Chablis is a town in France, and the area around it is a government-certified “appellation d’origine contrôlée” (AOC) where they primarily grow chardonnay grapes for winemaking. Chablis is one of the northernmost towns in France where wine grapes are cultivated, and is considered to have a rather cool climate for this purpose. The cool weather prohibits the grapes from reaching their full sugar potential, and resulting wines tend to have a higher acidity. Winemakers struggle each season to let the grapes ripen before the frost arrives. Some years they’ll even spray water on the vines and use fire pots to keep the vineyards warm.
The soil in the Chablis region is a gray colored limestone that imparts a “minerality” to the wine that some people describe as slate or gunflint.
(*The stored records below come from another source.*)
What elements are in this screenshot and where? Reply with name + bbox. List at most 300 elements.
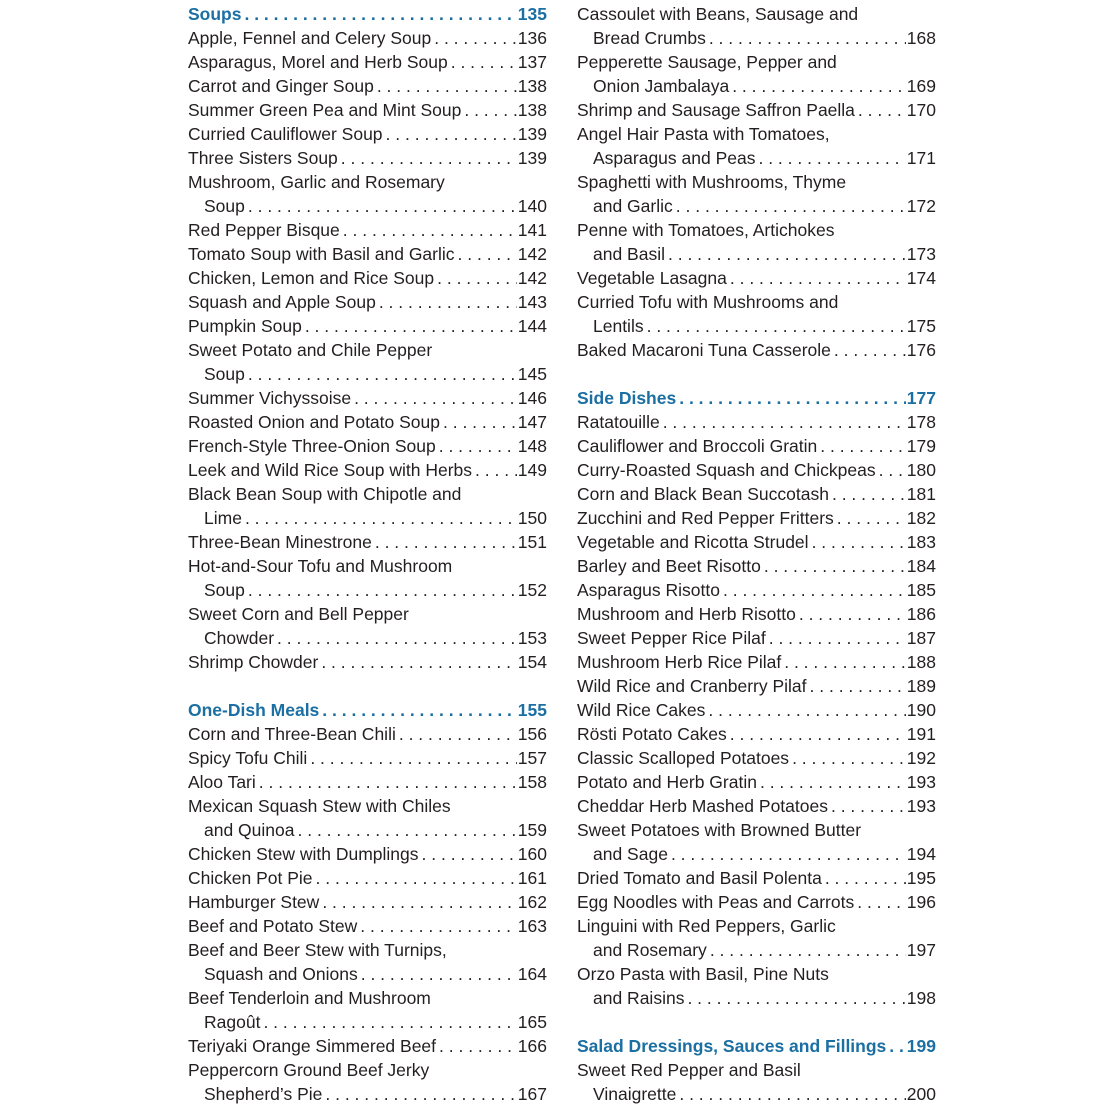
entry-page-number: 189 xyxy=(906,676,936,696)
entry-page-number: 144 xyxy=(517,316,547,336)
toc-entry xyxy=(577,458,936,482)
entry-page-number: 143 xyxy=(517,292,547,312)
dot-leader xyxy=(799,602,906,626)
dot-leader xyxy=(451,50,517,74)
dot-leader xyxy=(458,242,517,266)
dot-leader xyxy=(676,194,906,218)
dot-leader xyxy=(322,890,516,914)
entry-title: Onion Jambalaya xyxy=(593,76,730,96)
dot-leader xyxy=(679,1082,905,1106)
dot-leader xyxy=(668,242,906,266)
entry-page-number: 154 xyxy=(517,652,547,672)
entry-page-number: 158 xyxy=(517,772,547,792)
entry-title: French-Style Three-Onion Soup xyxy=(188,436,436,456)
entry-page-number: 193 xyxy=(906,772,936,792)
entry-title: Beef and Potato Stew xyxy=(188,916,358,936)
entry-title: Classic Scalloped Potatoes xyxy=(577,748,790,768)
toc-entry xyxy=(188,290,547,314)
toc-entry xyxy=(188,890,547,914)
toc-entry xyxy=(577,722,936,746)
toc-entry-line xyxy=(188,938,547,962)
entry-title: Asparagus Risotto xyxy=(577,580,720,600)
dot-leader xyxy=(325,1082,516,1106)
entry-page-number: 187 xyxy=(906,628,936,648)
dot-leader xyxy=(687,986,905,1010)
entry-title: Corn and Three-Bean Chili xyxy=(188,724,396,744)
toc-entry xyxy=(188,722,547,746)
dot-leader xyxy=(377,74,517,98)
section-title: One-Dish Meals xyxy=(188,700,320,720)
toc-entry xyxy=(188,1010,547,1034)
section-heading xyxy=(577,386,936,410)
dot-leader xyxy=(663,410,906,434)
toc-entry xyxy=(577,938,936,962)
toc-entry xyxy=(188,746,547,770)
toc-entry xyxy=(577,842,936,866)
dot-leader xyxy=(321,650,516,674)
entry-page-number: 139 xyxy=(517,124,547,144)
toc-entry xyxy=(188,26,547,50)
entry-title: Roasted Onion and Potato Soup xyxy=(188,412,440,432)
dot-leader xyxy=(758,146,905,170)
dot-leader xyxy=(298,818,517,842)
entry-page-number: 169 xyxy=(906,76,936,96)
dot-leader xyxy=(316,866,517,890)
entry-title: Sweet Corn and Bell Pepper xyxy=(188,604,409,624)
toc-entry xyxy=(577,482,936,506)
dot-leader xyxy=(386,122,517,146)
entry-page-number: 196 xyxy=(906,892,936,912)
entry-title: Rösti Potato Cakes xyxy=(577,724,727,744)
toc-entry xyxy=(188,434,547,458)
dot-leader xyxy=(475,458,517,482)
entry-page-number: 139 xyxy=(517,148,547,168)
toc-entry-line xyxy=(577,122,936,146)
entry-page-number: 142 xyxy=(517,268,547,288)
entry-title: Mexican Squash Stew with Chiles xyxy=(188,796,451,816)
dot-leader xyxy=(244,2,516,26)
dot-leader xyxy=(792,746,906,770)
dot-leader xyxy=(769,626,906,650)
dot-leader xyxy=(710,938,906,962)
toc-entry-line xyxy=(577,218,936,242)
entry-title: Curried Tofu with Mushrooms and xyxy=(577,292,839,312)
dot-leader xyxy=(245,506,517,530)
entry-page-number: 200 xyxy=(906,1084,936,1104)
entry-page-number: 198 xyxy=(906,988,936,1008)
dot-leader xyxy=(464,98,516,122)
toc-entry xyxy=(188,842,547,866)
entry-title: and Garlic xyxy=(593,196,673,216)
toc-entry xyxy=(577,26,936,50)
toc-entry-line xyxy=(577,2,936,26)
entry-page-number: 165 xyxy=(517,1012,547,1032)
entry-title: Curry-Roasted Squash and Chickpeas xyxy=(577,460,876,480)
dot-leader xyxy=(439,434,517,458)
section-title: Salad Dressings, Sauces and Fillings xyxy=(577,1036,887,1056)
entry-page-number: 195 xyxy=(906,868,936,888)
toc-entry-line xyxy=(188,1058,547,1082)
entry-title: Shrimp and Sausage Saffron Paella xyxy=(577,100,855,120)
toc-entry-line xyxy=(188,794,547,818)
toc-entry xyxy=(188,458,547,482)
toc-entry xyxy=(577,698,936,722)
dot-leader xyxy=(834,338,906,362)
entry-title: Squash and Apple Soup xyxy=(188,292,376,312)
toc-entry xyxy=(577,794,936,818)
toc-entry xyxy=(577,338,936,362)
toc-entry xyxy=(577,746,936,770)
entry-page-number: 192 xyxy=(906,748,936,768)
dot-leader xyxy=(248,578,517,602)
entry-title: Ratatouille xyxy=(577,412,660,432)
entry-page-number: 151 xyxy=(517,532,547,552)
entry-title: Sweet Potatoes with Browned Butter xyxy=(577,820,862,840)
entry-title: Zucchini and Red Pepper Fritters xyxy=(577,508,834,528)
toc-column-left xyxy=(188,2,547,1106)
entry-title: Linguini with Red Peppers, Garlic xyxy=(577,916,836,936)
toc-entry xyxy=(188,914,547,938)
toc-entry xyxy=(188,866,547,890)
entry-page-number: 136 xyxy=(517,28,547,48)
toc-entry xyxy=(188,194,547,218)
table-of-contents xyxy=(0,2,1112,1112)
entry-title: Lentils xyxy=(593,316,644,336)
entry-page-number: 159 xyxy=(517,820,547,840)
dot-leader xyxy=(732,74,906,98)
toc-entry xyxy=(188,218,547,242)
entry-title: Chicken Stew with Dumplings xyxy=(188,844,419,864)
dot-leader xyxy=(375,530,517,554)
entry-title: Summer Green Pea and Mint Soup xyxy=(188,100,462,120)
toc-entry xyxy=(577,866,936,890)
entry-title: Black Bean Soup with Chipotle and xyxy=(188,484,462,504)
toc-entry xyxy=(188,146,547,170)
entry-page-number: 183 xyxy=(906,532,936,552)
entry-page-number: 194 xyxy=(906,844,936,864)
entry-page-number: 191 xyxy=(906,724,936,744)
toc-entry-line xyxy=(188,482,547,506)
section-title: Soups xyxy=(188,4,242,24)
entry-page-number: 182 xyxy=(906,508,936,528)
toc-entry-line xyxy=(188,602,547,626)
entry-title: Vegetable and Ricotta Strudel xyxy=(577,532,809,552)
toc-entry-line xyxy=(577,1058,936,1082)
entry-title: Spicy Tofu Chili xyxy=(188,748,308,768)
entry-title: Beef and Beer Stew with Turnips, xyxy=(188,940,447,960)
entry-page-number: 175 xyxy=(906,316,936,336)
entry-title: Sweet Potato and Chile Pepper xyxy=(188,340,433,360)
entry-page-number: 174 xyxy=(906,268,936,288)
entry-title: Pepperette Sausage, Pepper and xyxy=(577,52,837,72)
dot-leader xyxy=(764,554,906,578)
entry-title: Squash and Onions xyxy=(204,964,358,984)
entry-page-number: 185 xyxy=(906,580,936,600)
entry-title: Summer Vichyssoise xyxy=(188,388,352,408)
entry-page-number: 140 xyxy=(517,196,547,216)
toc-entry xyxy=(188,242,547,266)
section-spacer xyxy=(188,674,547,698)
entry-title: Egg Noodles with Peas and Carrots xyxy=(577,892,855,912)
entry-title: and Sage xyxy=(593,844,668,864)
entry-title: Asparagus, Morel and Herb Soup xyxy=(188,52,448,72)
entry-title: Cassoulet with Beans, Sausage and xyxy=(577,4,859,24)
entry-title: Shepherd’s Pie xyxy=(204,1084,323,1104)
toc-entry xyxy=(577,74,936,98)
entry-title: Baked Macaroni Tuna Casserole xyxy=(577,340,831,360)
toc-entry-line xyxy=(188,554,547,578)
toc-entry xyxy=(188,1034,547,1058)
dot-leader xyxy=(422,842,517,866)
dot-leader xyxy=(354,386,517,410)
toc-entry xyxy=(577,1082,936,1106)
dot-leader xyxy=(343,218,517,242)
toc-entry xyxy=(577,602,936,626)
toc-entry xyxy=(188,818,547,842)
dot-leader xyxy=(831,794,906,818)
section-page-number: 177 xyxy=(906,388,936,408)
dot-leader xyxy=(259,770,517,794)
entry-page-number: 197 xyxy=(906,940,936,960)
entry-title: Sweet Pepper Rice Pilaf xyxy=(577,628,766,648)
entry-page-number: 172 xyxy=(906,196,936,216)
entry-page-number: 179 xyxy=(906,436,936,456)
dot-leader xyxy=(820,434,906,458)
entry-page-number: 181 xyxy=(906,484,936,504)
entry-page-number: 147 xyxy=(517,412,547,432)
dot-leader xyxy=(812,530,906,554)
dot-leader xyxy=(443,410,517,434)
entry-page-number: 170 xyxy=(906,100,936,120)
entry-title: Apple, Fennel and Celery Soup xyxy=(188,28,432,48)
entry-title: Vegetable Lasagna xyxy=(577,268,727,288)
entry-title: Sweet Red Pepper and Basil xyxy=(577,1060,801,1080)
dot-leader xyxy=(879,458,906,482)
entry-title: Cheddar Herb Mashed Potatoes xyxy=(577,796,828,816)
toc-entry-line xyxy=(577,914,936,938)
toc-entry xyxy=(577,242,936,266)
toc-entry xyxy=(577,146,936,170)
entry-page-number: 190 xyxy=(906,700,936,720)
toc-entry-line xyxy=(188,338,547,362)
toc-entry xyxy=(188,770,547,794)
entry-title: Vinaigrette xyxy=(593,1084,677,1104)
entry-page-number: 168 xyxy=(906,28,936,48)
entry-title: Mushroom, Garlic and Rosemary xyxy=(188,172,445,192)
entry-title: Hamburger Stew xyxy=(188,892,320,912)
dot-leader xyxy=(305,314,517,338)
entry-title: Penne with Tomatoes, Artichokes xyxy=(577,220,835,240)
dot-leader xyxy=(322,698,517,722)
dot-leader xyxy=(889,1034,906,1058)
dot-leader xyxy=(647,314,906,338)
entry-title: Pumpkin Soup xyxy=(188,316,302,336)
toc-entry xyxy=(188,1082,547,1106)
entry-page-number: 138 xyxy=(517,100,547,120)
entry-title: Barley and Beet Risotto xyxy=(577,556,761,576)
toc-column-right xyxy=(577,2,936,1106)
section-title: Side Dishes xyxy=(577,388,677,408)
dot-leader xyxy=(434,26,517,50)
entry-title: and Quinoa xyxy=(204,820,295,840)
entry-title: and Rosemary xyxy=(593,940,707,960)
toc-entry-line xyxy=(577,50,936,74)
dot-leader xyxy=(248,194,517,218)
section-spacer xyxy=(577,362,936,386)
entry-page-number: 157 xyxy=(517,748,547,768)
dot-leader xyxy=(837,506,906,530)
section-page-number: 135 xyxy=(517,4,547,24)
toc-entry xyxy=(577,770,936,794)
toc-entry-line xyxy=(577,290,936,314)
toc-entry xyxy=(188,530,547,554)
dot-leader xyxy=(310,746,516,770)
entry-title: Peppercorn Ground Beef Jerky xyxy=(188,1060,430,1080)
entry-title: Mushroom Herb Rice Pilaf xyxy=(577,652,782,672)
toc-entry xyxy=(577,98,936,122)
entry-title: Ragoût xyxy=(204,1012,261,1032)
entry-title: Hot-and-Sour Tofu and Mushroom xyxy=(188,556,453,576)
toc-entry xyxy=(188,962,547,986)
toc-entry xyxy=(577,506,936,530)
toc-entry xyxy=(577,986,936,1010)
entry-title: and Raisins xyxy=(593,988,685,1008)
entry-page-number: 141 xyxy=(517,220,547,240)
toc-entry xyxy=(577,314,936,338)
entry-page-number: 184 xyxy=(906,556,936,576)
section-heading xyxy=(188,698,547,722)
entry-title: Red Pepper Bisque xyxy=(188,220,340,240)
entry-title: Cauliflower and Broccoli Gratin xyxy=(577,436,818,456)
dot-leader xyxy=(341,146,517,170)
dot-leader xyxy=(730,722,906,746)
entry-title: Curried Cauliflower Soup xyxy=(188,124,383,144)
entry-title: Soup xyxy=(204,196,245,216)
toc-entry xyxy=(188,314,547,338)
entry-page-number: 150 xyxy=(517,508,547,528)
section-spacer xyxy=(577,1010,936,1034)
entry-title: Chowder xyxy=(204,628,275,648)
entry-title: and Basil xyxy=(593,244,665,264)
entry-title: Potato and Herb Gratin xyxy=(577,772,757,792)
toc-entry xyxy=(577,674,936,698)
toc-entry xyxy=(577,434,936,458)
toc-entry xyxy=(188,650,547,674)
entry-title: Chicken, Lemon and Rice Soup xyxy=(188,268,435,288)
toc-entry-line xyxy=(577,818,936,842)
entry-page-number: 142 xyxy=(517,244,547,264)
entry-page-number: 160 xyxy=(517,844,547,864)
entry-page-number: 146 xyxy=(517,388,547,408)
dot-leader xyxy=(723,578,906,602)
entry-page-number: 164 xyxy=(517,964,547,984)
dot-leader xyxy=(671,842,906,866)
dot-leader xyxy=(708,698,905,722)
dot-leader xyxy=(437,266,517,290)
toc-entry xyxy=(188,50,547,74)
entry-title: Shrimp Chowder xyxy=(188,652,319,672)
entry-title: Angel Hair Pasta with Tomatoes, xyxy=(577,124,830,144)
toc-entry xyxy=(577,410,936,434)
dot-leader xyxy=(360,914,517,938)
entry-title: Spaghetti with Mushrooms, Thyme xyxy=(577,172,847,192)
entry-title: Bread Crumbs xyxy=(593,28,706,48)
toc-entry xyxy=(188,74,547,98)
entry-page-number: 188 xyxy=(906,652,936,672)
dot-leader xyxy=(248,362,517,386)
entry-page-number: 153 xyxy=(517,628,547,648)
entry-page-number: 148 xyxy=(517,436,547,456)
dot-leader xyxy=(379,290,517,314)
toc-entry-line xyxy=(188,170,547,194)
entry-title: Mushroom and Herb Risotto xyxy=(577,604,796,624)
toc-entry xyxy=(577,578,936,602)
toc-entry xyxy=(577,530,936,554)
entry-title: Beef Tenderloin and Mushroom xyxy=(188,988,431,1008)
entry-page-number: 186 xyxy=(906,604,936,624)
dot-leader xyxy=(361,962,517,986)
entry-title: Wild Rice and Cranberry Pilaf xyxy=(577,676,807,696)
dot-leader xyxy=(709,26,906,50)
entry-title: Asparagus and Peas xyxy=(593,148,756,168)
entry-title: Dried Tomato and Basil Polenta xyxy=(577,868,822,888)
entry-page-number: 145 xyxy=(517,364,547,384)
toc-entry xyxy=(188,410,547,434)
entry-page-number: 167 xyxy=(517,1084,547,1104)
entry-page-number: 173 xyxy=(906,244,936,264)
dot-leader xyxy=(730,266,906,290)
toc-entry xyxy=(188,506,547,530)
entry-title: Soup xyxy=(204,580,245,600)
entry-page-number: 156 xyxy=(517,724,547,744)
entry-title: Lime xyxy=(204,508,242,528)
toc-entry xyxy=(188,386,547,410)
toc-entry-line xyxy=(188,986,547,1010)
toc-entry xyxy=(577,194,936,218)
toc-entry xyxy=(577,266,936,290)
toc-entry-line xyxy=(577,170,936,194)
entry-title: Tomato Soup with Basil and Garlic xyxy=(188,244,455,264)
dot-leader xyxy=(760,770,906,794)
entry-page-number: 163 xyxy=(517,916,547,936)
dot-leader xyxy=(679,386,906,410)
section-heading xyxy=(577,1034,936,1058)
entry-title: Three-Bean Minestrone xyxy=(188,532,372,552)
entry-page-number: 178 xyxy=(906,412,936,432)
entry-page-number: 138 xyxy=(517,76,547,96)
toc-entry xyxy=(188,626,547,650)
section-page-number: 199 xyxy=(906,1036,936,1056)
toc-entry xyxy=(577,554,936,578)
entry-title: Carrot and Ginger Soup xyxy=(188,76,374,96)
entry-title: Teriyaki Orange Simmered Beef xyxy=(188,1036,437,1056)
entry-title: Corn and Black Bean Succotash xyxy=(577,484,829,504)
toc-entry xyxy=(188,578,547,602)
entry-title: Soup xyxy=(204,364,245,384)
section-heading xyxy=(188,2,547,26)
toc-entry xyxy=(188,362,547,386)
entry-title: Chicken Pot Pie xyxy=(188,868,313,888)
toc-entry xyxy=(188,98,547,122)
entry-title: Leek and Wild Rice Soup with Herbs xyxy=(188,460,473,480)
section-page-number: 155 xyxy=(517,700,547,720)
entry-title: Three Sisters Soup xyxy=(188,148,338,168)
dot-leader xyxy=(810,674,906,698)
dot-leader xyxy=(784,650,906,674)
entry-page-number: 180 xyxy=(906,460,936,480)
entry-page-number: 171 xyxy=(906,148,936,168)
dot-leader xyxy=(858,98,906,122)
These mineral flavors give Chablis its most unique characteristics. The best wine from Chablis comes from one southwest-facing hillside that is divided into seven different “climats,” in this case plots rich in limestone soil.
The wine from these seven climats is referred to as Chablis Grand Cru and represents only 3 percent of the total wine production of the AOC. All of the fame this premier region enjoys comes from one 247-acre hillside.
I went on a mission to find some of the wine I was so fond of many years ago, but what I really found was that Chablis isn’t very popular. Most stores had a limited selection, if they had any. One store owner found a single bottle that had been on his shelf a little too long and convinced me to take it off his hands at half price so he could make room for something that sells better. Some large U.S. winemakers have for years used famous French AOC names such as “Chablis,” “Champagne” and “Burgundy” to label generic low quality wines. This has caused great confusion among consumers and degraded the popularity of these premium French wines. I persisted and eventually brought home six of the best bottles of Chablis I could find. Prices ranged from $20 to $48. The most expensive was a “Premier Cru,” which is the second best wine from Chablis. It was good, but since I’m not a big fan of white wines, I needed something truly exceptional to light my fire. I had to find a Grand Cru to taste, and no one in the area carried even a bottle.
Then one day I had business to conduct in Boston, so I asked a friend who works for a large wine distributer where I could find a Grand Cru. He directed me to Charles Street Liquors. It was a difficult location, with no parking except for the valet across the street. So, in Bostonian fashion I simply parked illegally. I have to say, the trip was worth the trouble. The owner introduced me to Nick, his wine director, who was extremely knowledgeable. Still, they had only one Chablis Grand Cru, a 2012 Jean-Paul & Benoît Droin from the climat of Valmur. Nick insisted it was a great buy at $67, since most Grand Cru Chablis generally costs $75-plus. I finally found what I was looking for. This wine had great minerality and structure. It had a nice, crisp acid lift that complemented the cheese and crackers that accompanied our tasting.
This summer, while you are enjoying lobsters and steamers, I suggest that you try a good bottle of French Chablis, perhaps a Premier Cru. If you want to be impressed in this wine category, you have to pay to play, and pass on the big gallon jug that says “Chablis,” because it isn’t. Salute.